During peak-production years, CDS employed about 500 persons. By the end of 1997 it is expected there will be approximately 40 employees - half the current number. Managers hope that changes in production methods will enable CDS to continue many of its products and services cost effectively.
An example of a new cost-saving approach at CDS involves Library of Congress Subject Headings (LCSH), published annually in four volumes. As an economy move, the 19th (1996) edition was released in June only in soft cover. Paper and printing costs had dramatically increased in the previous three years, making the transition to a sturdy, but less expensive, softcover a necessity just to hold prices steady.
Reviewing the uses of LCSH also guided CDS in making this change. When the first edition of LCSH was published in 1914, five years intervened before a second edition was published, and another nine years passed before the third edition was published in 1928. However, beginning in 1989 with the 12th edition, LCSH has been published annually. On analysis, it was clear, the "Big Red Book" had a shorter shelf life than at its inception - a hardback cover was no longer essential.
"CDS's close look at existing products in light of new materials and technology could produce savings for the Library of Congress and the Library community, generally," Mr. Mason said. Changes in the use of online technology can now speed delivery of source records to customers such as bibliographic utilities, large library systems and commercial vendors. For example, the MARC Distribution Services (MARC records on tape or cartridge) may now be distributed by Internet file transfer protocol (FTP).
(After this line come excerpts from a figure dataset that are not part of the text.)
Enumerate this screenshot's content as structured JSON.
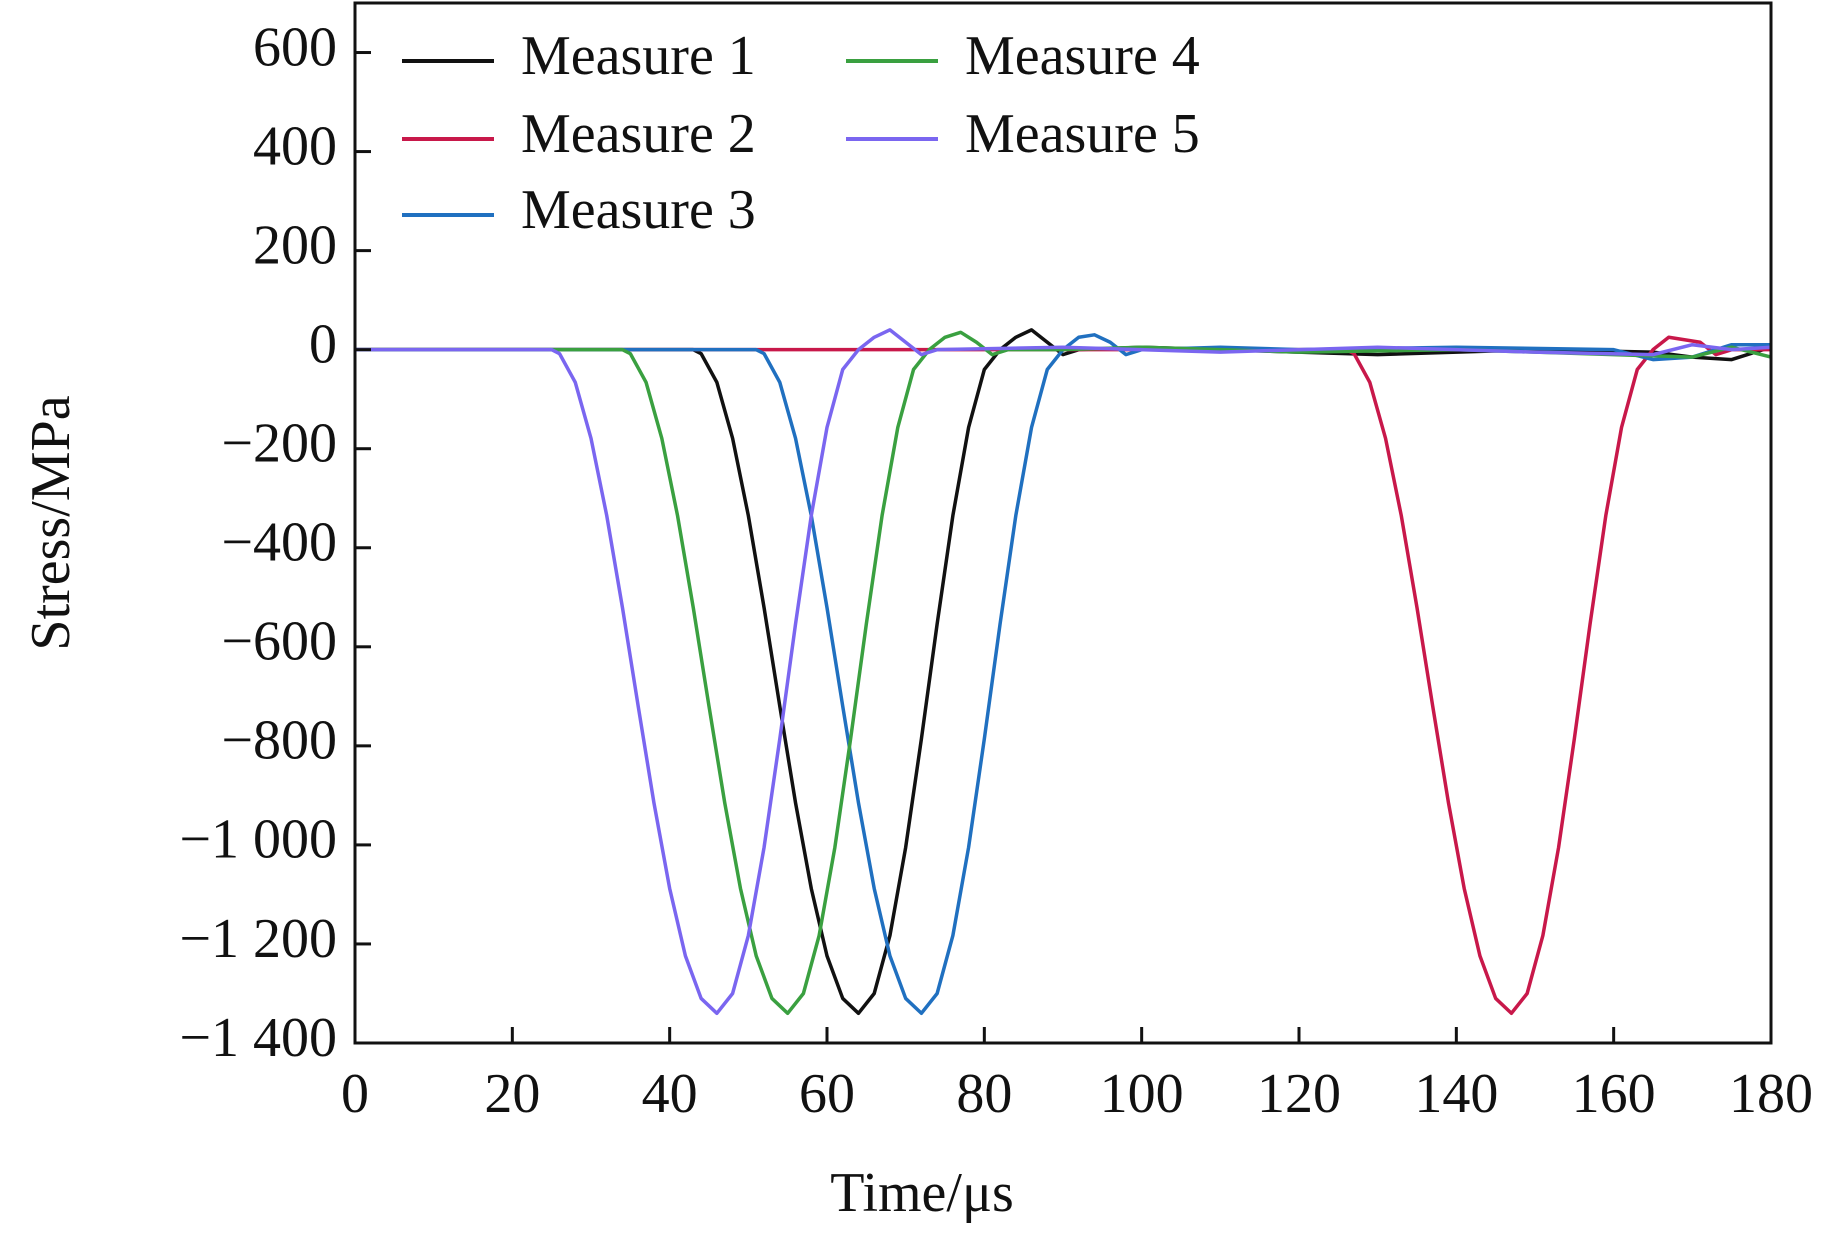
{
  "chart_data": {
    "type": "line",
    "xlabel": "Time/μs",
    "ylabel": "Stress/MPa",
    "xlim": [
      0,
      180
    ],
    "xticks": [
      0,
      20,
      40,
      60,
      80,
      100,
      120,
      140,
      160,
      180
    ],
    "ylim": [
      -1400,
      700
    ],
    "yticks": [
      600,
      400,
      200,
      0,
      {
        "value": -200,
        "label": "−200"
      },
      {
        "value": -400,
        "label": "−400"
      },
      {
        "value": -600,
        "label": "−600"
      },
      {
        "value": -800,
        "label": "−800"
      },
      {
        "value": -1000,
        "label": "−1 000"
      },
      {
        "value": -1200,
        "label": "−1 200"
      },
      {
        "value": -1400,
        "label": "−1 400"
      }
    ],
    "grid": false,
    "legend": "upper left",
    "series": [
      {
        "name": "Measure 1",
        "color": "#111111",
        "x": [
          0,
          43,
          44,
          46,
          48,
          50,
          52,
          54,
          56,
          58,
          60,
          62,
          64,
          66,
          68,
          70,
          72,
          74,
          76,
          78,
          80,
          82,
          84,
          86,
          88,
          90,
          92,
          100,
          110,
          130,
          150,
          165,
          170,
          175,
          180
        ],
        "values": [
          0,
          0,
          -8,
          -66,
          -179,
          -335,
          -521,
          -720,
          -915,
          -1088,
          -1224,
          -1310,
          -1340,
          -1300,
          -1183,
          -1005,
          -786,
          -554,
          -335,
          -157,
          -40,
          0,
          25,
          40,
          15,
          -10,
          0,
          5,
          0,
          -10,
          0,
          -5,
          -15,
          -20,
          5
        ]
      },
      {
        "name": "Measure 2",
        "color": "#c8184a",
        "x": [
          0,
          126,
          127,
          129,
          131,
          133,
          135,
          137,
          139,
          141,
          143,
          145,
          147,
          149,
          151,
          153,
          155,
          157,
          159,
          161,
          163,
          165,
          167,
          169,
          171,
          173,
          175,
          180
        ],
        "values": [
          0,
          0,
          -8,
          -66,
          -179,
          -335,
          -521,
          -720,
          -915,
          -1088,
          -1224,
          -1310,
          -1340,
          -1300,
          -1183,
          -1005,
          -786,
          -554,
          -335,
          -157,
          -40,
          0,
          25,
          20,
          15,
          -10,
          0,
          0
        ]
      },
      {
        "name": "Measure 3",
        "color": "#2070c0",
        "x": [
          0,
          51,
          52,
          54,
          56,
          58,
          60,
          62,
          64,
          66,
          68,
          70,
          72,
          74,
          76,
          78,
          80,
          82,
          84,
          86,
          88,
          90,
          92,
          94,
          96,
          98,
          100,
          110,
          120,
          140,
          160,
          165,
          170,
          175,
          180
        ],
        "values": [
          0,
          0,
          -8,
          -66,
          -179,
          -335,
          -521,
          -720,
          -915,
          -1088,
          -1224,
          -1310,
          -1340,
          -1300,
          -1183,
          -1005,
          -786,
          -554,
          -335,
          -157,
          -40,
          0,
          25,
          30,
          15,
          -10,
          0,
          5,
          0,
          5,
          0,
          -20,
          -15,
          10,
          10
        ]
      },
      {
        "name": "Measure 4",
        "color": "#3aa040",
        "x": [
          0,
          34,
          35,
          37,
          39,
          41,
          43,
          45,
          47,
          49,
          51,
          53,
          55,
          57,
          59,
          61,
          63,
          65,
          67,
          69,
          71,
          73,
          75,
          77,
          79,
          81,
          83,
          90,
          100,
          120,
          140,
          160,
          170,
          175,
          180
        ],
        "values": [
          0,
          0,
          -8,
          -66,
          -179,
          -335,
          -521,
          -720,
          -915,
          -1088,
          -1224,
          -1310,
          -1340,
          -1300,
          -1183,
          -1005,
          -786,
          -554,
          -335,
          -157,
          -40,
          0,
          25,
          35,
          15,
          -10,
          0,
          0,
          5,
          -5,
          0,
          -10,
          -15,
          5,
          -15
        ]
      },
      {
        "name": "Measure 5",
        "color": "#7a66f0",
        "x": [
          0,
          25,
          26,
          28,
          30,
          32,
          34,
          36,
          38,
          40,
          42,
          44,
          46,
          48,
          50,
          52,
          54,
          56,
          58,
          60,
          62,
          64,
          66,
          68,
          70,
          72,
          74,
          90,
          110,
          130,
          150,
          165,
          170,
          175,
          180
        ],
        "values": [
          0,
          0,
          -8,
          -66,
          -179,
          -335,
          -521,
          -720,
          -915,
          -1088,
          -1224,
          -1310,
          -1340,
          -1300,
          -1183,
          -1005,
          -786,
          -554,
          -335,
          -157,
          -40,
          0,
          25,
          40,
          15,
          -10,
          0,
          5,
          -5,
          5,
          -5,
          -10,
          10,
          0,
          5
        ]
      }
    ]
  }
}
One such customer, OCLC, finds this new form of distribution helpful. Martin Dillon, director of OCLC's Library Resources Management Division, said; "Rapid availability of LC records is the surest way to lower library cataloging costs and _ FTP from the Library is a simple and direct way to decrease the time between LC's creation of a record and its use in libraries over OCLC's network."
As CDS continues to analyze its products and services, "we hope to better serve all our constituencies - both within the Library of Congress and in libraries throughout the country and the world," Mr. Mason said.
Patricia Gray is a Program Specialist in Cataloging Distribution Service.